Две слезинки скатились в чашку. Кузина побранила Розу:

— Если ты будешь плакать, я позову Ашиля… Неужели ты недовольна? Разве ты не сидишь тут, как королева?

Но когда г-жа Кампардон покончила с завтраком и осталась наедине с Октавом, она уже утешилась. Из чистого кокетства она снова заговорила о смерти, но на этот раз с веселыми нотками в голосе, естественными для женщины, которая проводит утро, нежась в теплой постели.

Бог мой, ей все-таки придется умереть, когда наступит ее черед, но они правы, ее нельзя назвать несчастной, она может позволить себе жить на свете, ведь они, в сущности, избавляют ее от всех житейских забот. И Роза вновь погрузилась в свой эгоизм бесполого кумира.

Когда молодой человек встал, она добавила:

— Заходите почаще, хорошо? Желаю вам приятно провести время, не расстраивайтесь слишком на похоронах. Почти каждый день кто-нибудь умирает, надо к этому привыкать.

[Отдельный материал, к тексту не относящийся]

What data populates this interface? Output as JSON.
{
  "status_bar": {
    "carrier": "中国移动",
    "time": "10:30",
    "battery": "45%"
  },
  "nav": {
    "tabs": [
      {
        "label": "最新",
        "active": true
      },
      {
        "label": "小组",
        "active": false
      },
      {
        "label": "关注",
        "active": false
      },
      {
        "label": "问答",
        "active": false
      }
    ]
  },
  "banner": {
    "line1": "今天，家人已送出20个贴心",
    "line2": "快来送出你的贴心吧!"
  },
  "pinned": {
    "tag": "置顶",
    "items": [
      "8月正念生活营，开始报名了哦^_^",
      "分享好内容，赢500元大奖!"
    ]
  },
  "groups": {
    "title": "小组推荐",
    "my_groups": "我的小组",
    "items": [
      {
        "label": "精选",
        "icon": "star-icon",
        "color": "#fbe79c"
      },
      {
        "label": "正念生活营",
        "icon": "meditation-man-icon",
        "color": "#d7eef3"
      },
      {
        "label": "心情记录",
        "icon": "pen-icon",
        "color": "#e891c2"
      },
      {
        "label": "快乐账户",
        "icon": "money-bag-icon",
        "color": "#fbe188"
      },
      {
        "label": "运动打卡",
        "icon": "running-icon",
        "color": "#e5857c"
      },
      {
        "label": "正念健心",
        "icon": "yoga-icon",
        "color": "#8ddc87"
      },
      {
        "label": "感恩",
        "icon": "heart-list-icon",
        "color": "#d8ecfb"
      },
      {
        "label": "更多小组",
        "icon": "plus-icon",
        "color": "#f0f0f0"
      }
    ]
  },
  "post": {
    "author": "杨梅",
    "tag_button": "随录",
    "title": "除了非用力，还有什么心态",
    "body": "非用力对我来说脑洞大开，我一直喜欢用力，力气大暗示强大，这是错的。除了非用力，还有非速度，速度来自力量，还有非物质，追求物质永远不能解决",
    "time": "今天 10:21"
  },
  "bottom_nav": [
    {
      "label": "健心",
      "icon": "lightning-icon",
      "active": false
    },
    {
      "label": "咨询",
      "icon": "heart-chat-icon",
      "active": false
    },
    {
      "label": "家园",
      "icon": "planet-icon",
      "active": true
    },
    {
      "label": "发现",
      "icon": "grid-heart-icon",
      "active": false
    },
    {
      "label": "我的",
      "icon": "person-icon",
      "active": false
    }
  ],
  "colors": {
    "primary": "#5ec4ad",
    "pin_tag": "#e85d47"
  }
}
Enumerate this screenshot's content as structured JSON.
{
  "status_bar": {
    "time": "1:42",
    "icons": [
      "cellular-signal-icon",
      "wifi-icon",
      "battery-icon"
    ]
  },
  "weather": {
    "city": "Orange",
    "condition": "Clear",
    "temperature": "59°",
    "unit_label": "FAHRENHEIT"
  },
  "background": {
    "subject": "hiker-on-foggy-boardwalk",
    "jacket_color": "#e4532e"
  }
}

На той же площадке, у г-жи Жюзер, дверь Октаву открыла молоденькая служанка Луиза. Она ввела его в гостиную, некоторое время смотрела на него, глупо хихикая, и затем объявила, что ее хозяйка кончает одеваться. Впрочем, г-жа Жюзер тут же вышла к нему, одетая в черное; траур придавал ее облику еще больше кротости и изящества.

— Я была уверена, что вы придете сегодня утром, — сказала она, тяжко вздыхая. — Всю ночь я бредила, во сне видела вас… Вы сами понимаете, разве можно уснуть, когда в доме покойник!

И она призналась, что три раза заглядывала ночью под кровать.

— Надо было позвать меня! — игриво сказал молодой человек. — Вдвоем в постели не страшно.

Она очаровательно смутилась.

— Замолчите, это нехорошо!

И г-жа Жюзер закрыла ему рот ладонью, которую ему, естественно, пришлось поцеловать. Тогда она раздвинула пальцы, смеясь, как от щекотки. Но Октав, возбужденный этой игрой, стремился добиться большего. Он схватил ее, прижал к груди, не встретив с ее стороны никакого сопротивления, и едва слышно шепнул ей на ухо:

— Ну почему же вы не хотите?

— О, во всяком случае не сегодня.

— Почему не сегодня?

— Но ведь внизу покойник… Нет, нет, это немыслимо, я не могу.

Он все крепче сжимал ее в объятиях, и она не вырывалась. Их жаркое дыхание обжигало им лица.

— Так когда же? Завтра?

— Никогда.

— Но ведь вы свободны, ваш муж поступил настолько дурно, что вы ничем ему не обязаны… Или вы боитесь, как бы не было ребенка, а?

— Нет, врачи признали, что у меня не может быть детей.

— Ну, если нет никакой серьезной причины, это уж слишком глупо…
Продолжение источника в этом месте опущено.